Observant Muslims must also contend with one major constraint that many non-Muslims in America don’t face: a prohibition on premarital relations between men and women.
That means no dating in the conventional sense “to protect the dignity and modesty of each,” Husain said. No time spent together unchaperoned. No cohabitating. No serial monogamy. And absolutely no hookups. If a man or woman finds someone they are interested in, the next step is to meet the parents.
“Muslims value the process of getting married not so much on the individual level, but as a process between two families,” Husain said. “That way you can place a person in the context of several relationships.”
For the families of Asma Ashraf, 28, and Jaweed Mohammed, 31, it was a whirlwind romance. The couple met at an ISNA matrimonial banquet in Chicago in 2010. Mohammed said he spotted her in the foyer beforehand. When he didn’t encounter her during the three-minute sessions, he had a volunteer introduce them during the social hour. “From there, the families took over,” Ashraf said. They were married 45 days later.
Even though Ashraf hails from Chicago, which has a sizable Muslim community, she said it was hard to meet the same number of potential suitors in the regular course of life. While the interactions at the banquet can feel a bit forced, Ashraf said, they spare the participants even more awkwardness. “It’s ‘yes’ or ‘no,’ and there’s no hard feelings,” she said.

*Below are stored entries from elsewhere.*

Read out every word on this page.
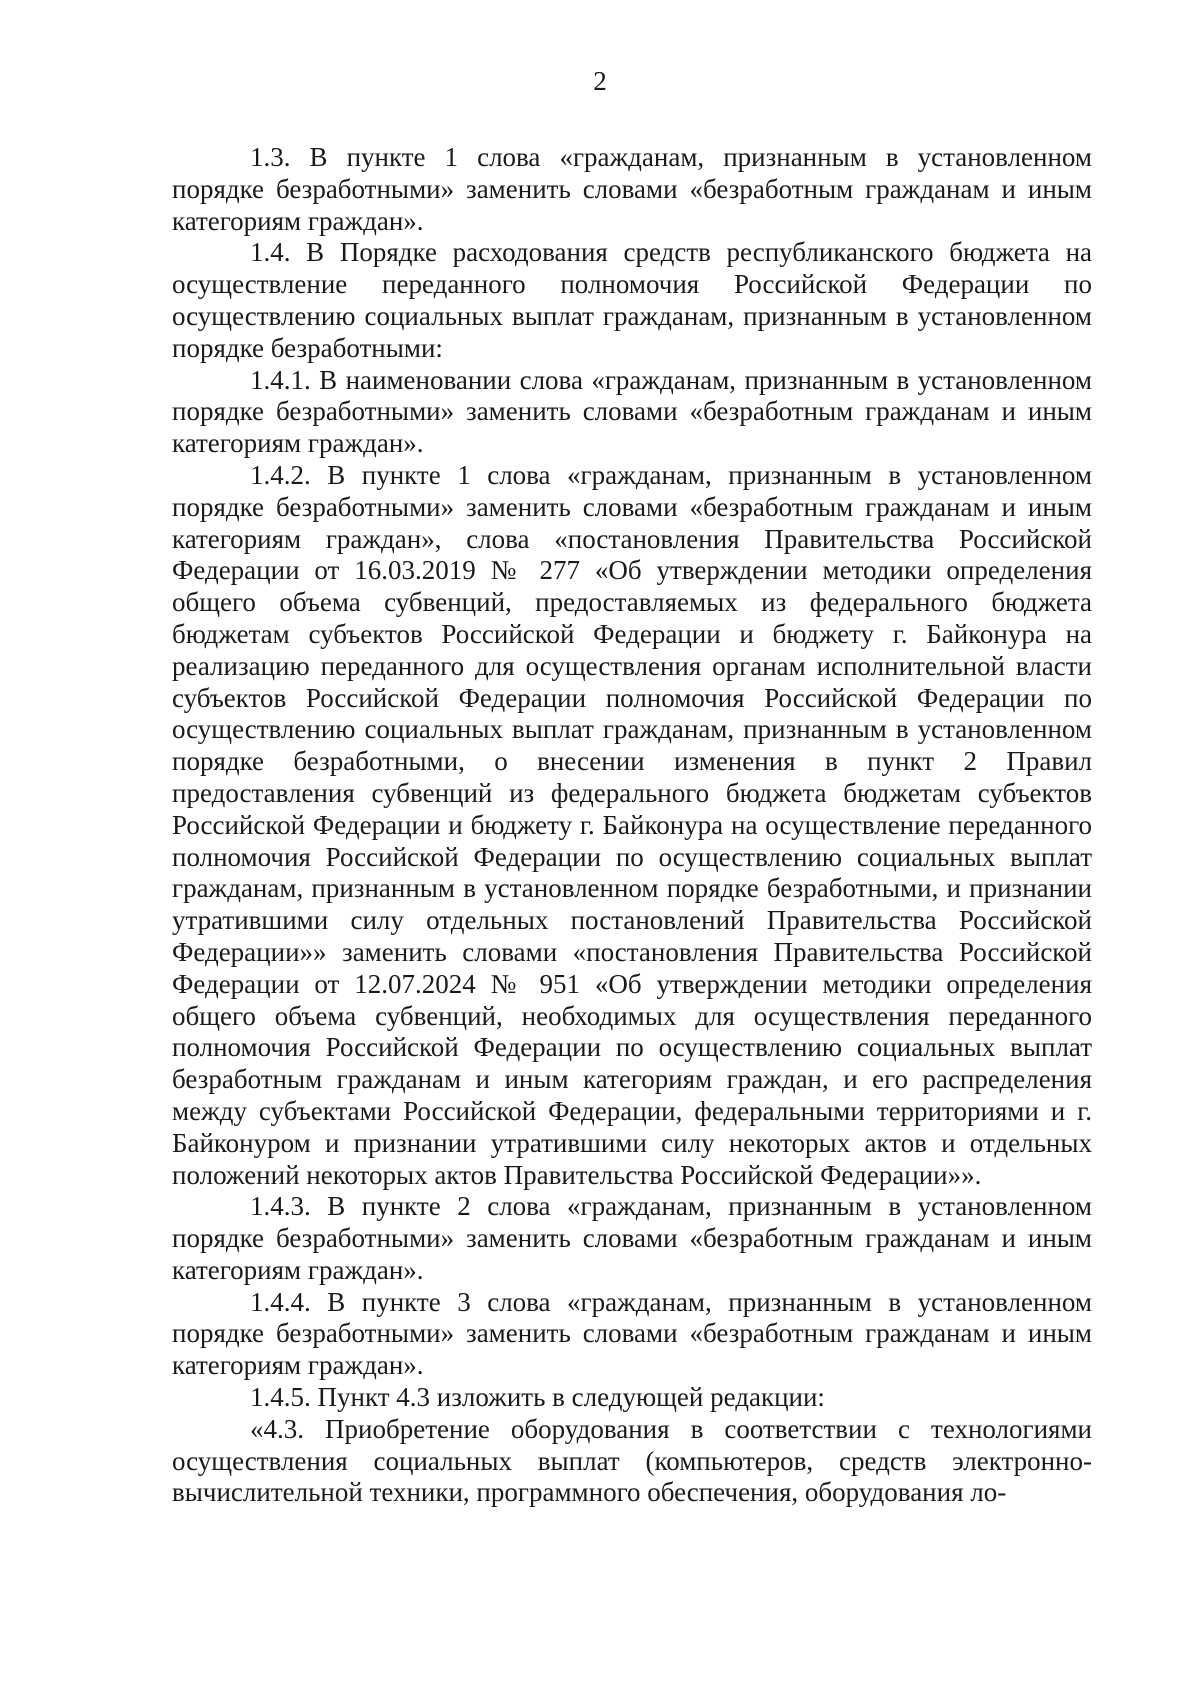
2

1.3. В пункте 1 слова «гражданам, признанным в установленном порядке безработными» заменить словами «безработным гражданам и иным категориям граждан».

1.4. В Порядке расходования средств республиканского бюджета на осуществление переданного полномочия Российской Федерации по осуществлению социальных выплат гражданам, признанным в установленном порядке безработными:

1.4.1. В наименовании слова «гражданам, признанным в установленном порядке безработными» заменить словами «безработным гражданам и иным категориям граждан».

1.4.2. В пункте 1 слова «гражданам, признанным в установленном порядке безработными» заменить словами «безработным гражданам и иным категориям граждан», слова «постановления Правительства Российской Федерации от 16.03.2019 № 277 «Об утверждении методики определения общего объема субвенций, предоставляемых из федерального бюджета бюджетам субъектов Российской Федерации и бюджету г. Байконура на реализацию переданного для осуществления органам исполнительной власти субъектов Российской Федерации полномочия Российской Федерации по осуществлению социальных выплат гражданам, признанным в установленном порядке безработными, о внесении изменения в пункт 2 Правил предоставления субвенций из федерального бюджета бюджетам субъектов Российской Федерации и бюджету г. Байконура на осуществление переданного полномочия Российской Федерации по осуществлению социальных выплат гражданам, признанным в установленном порядке безработными, и признании утратившими силу отдельных постановлений Правительства Российской Федерации»» заменить словами «постановления Правительства Российской Федерации от 12.07.2024 № 951 «Об утверждении методики определения общего объема субвенций, необходимых для осуществления переданного полномочия Российской Федерации по осуществлению социальных выплат безработным гражданам и иным категориям граждан, и его распределения между субъектами Российской Федерации, федеральными территориями и г. Байконуром и признании утратившими силу некоторых актов и отдельных положений некоторых актов Правительства Российской Федерации»».

1.4.3. В пункте 2 слова «гражданам, признанным в установленном порядке безработными» заменить словами «безработным гражданам и иным категориям граждан».

1.4.4. В пункте 3 слова «гражданам, признанным в установленном порядке безработными» заменить словами «безработным гражданам и иным категориям граждан».

1.4.5. Пункт 4.3 изложить в следующей редакции:

«4.3. Приобретение оборудования в соответствии с технологиями осуществления социальных выплат (компьютеров, средств электронно-вычислительной техники, программного обеспечения, оборудования ло-
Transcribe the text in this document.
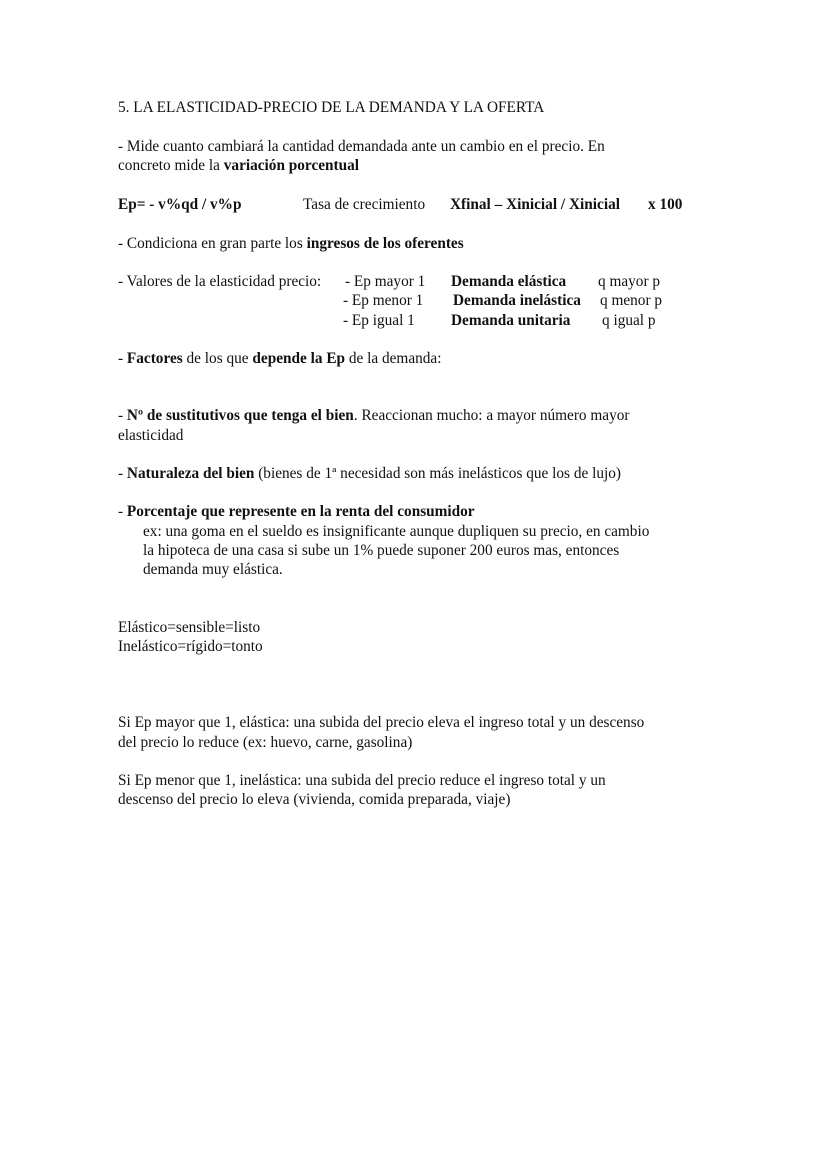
5. LA ELASTICIDAD-PRECIO DE LA DEMANDA Y LA OFERTA
- Mide cuanto cambiará la cantidad demandada ante un cambio en el precio. En
concreto mide la variación porcentual
Ep= - v%qd / v%p	Tasa de crecimiento Xfinal – Xinicial / Xinicial x 100
- Condiciona en gran parte los ingresos de los oferentes
- Valores de la elasticidad precio: - Ep mayor 1 Demanda elástica q mayor p
- Ep menor 1 Demanda inelástica q menor p
- Ep igual 1 Demanda unitaria q igual p
- Factores de los que depende la Ep de la demanda:
- Nº de sustitutivos que tenga el bien. Reaccionan mucho: a mayor número mayor
elasticidad
- Naturaleza del bien (bienes de 1ª necesidad son más inelásticos que los de lujo)
- Porcentaje que represente en la renta del consumidor
ex: una goma en el sueldo es insignificante aunque dupliquen su precio, en cambio
la hipoteca de una casa si sube un 1% puede suponer 200 euros mas, entonces
demanda muy elástica.
Elástico=sensible=listo
Inelástico=rígido=tonto
Si Ep mayor que 1, elástica: una subida del precio eleva el ingreso total y un descenso
del precio lo reduce (ex: huevo, carne, gasolina)
Si Ep menor que 1, inelástica: una subida del precio reduce el ingreso total y un
descenso del precio lo eleva (vivienda, comida preparada, viaje)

The couple were in Washington to speak at that night’s banquet. As they sat on a small stage, about 400 men and women wishing to copy their success sat before them, waiting for the three-minute rotations to begin. Outside, the moderator, a woman named Nida in a white blazer, was giving her volunteers their marching orders.
Kadir and Rocky were among the last to go in. “Pray for us!” Rocky’s sister said to her friends as she trailed behind her brother. “Time to go find a sister!”
A short while later, a volunteer waded into the throng of stragglers outside the ballroom, his hands clasped. “Brothers and sisters,” he beseeched them, “if you are here for the matrimonial, please go in.”
Then the doors closed.
Organizers had left pieces of paper with suggested questions on some of the tables. Occasionally, attendees tried to mix it up. One woman said that her favorite question of the night was, “What is your favorite vegetable?”
After dinner, the social hour began. For the last half-hour, the ballroom doors were left open. People filtered in and out, but the majority stayed to mingle.
They stayed so long that the organizers eventually had to turn off all the lights to get them to leave.
Before the room went dark, Rocky the neurosurgeon emerged to pray. He said he had fun meeting people, but to his sister’s chagrin, he did not write down anyone’s number or email address.
Kadir, the Tampa insurance salesman, was not keen on anyone he met. He said he preferred to encounter potential mates in a more organic way, such as at a party or a wedding.
“It feels real artificial,” Kadir said.
Raza, the engineer from Atlanta, found the experience a tad frustrating.
“By the time you ask an important question, the three minutes is over,” he said.
But he did meet two prospects. He had his mother talk to them during social hour. He also planned to try his luck again at the next night’s banquet.
“It is still better than not meeting any people,” he said.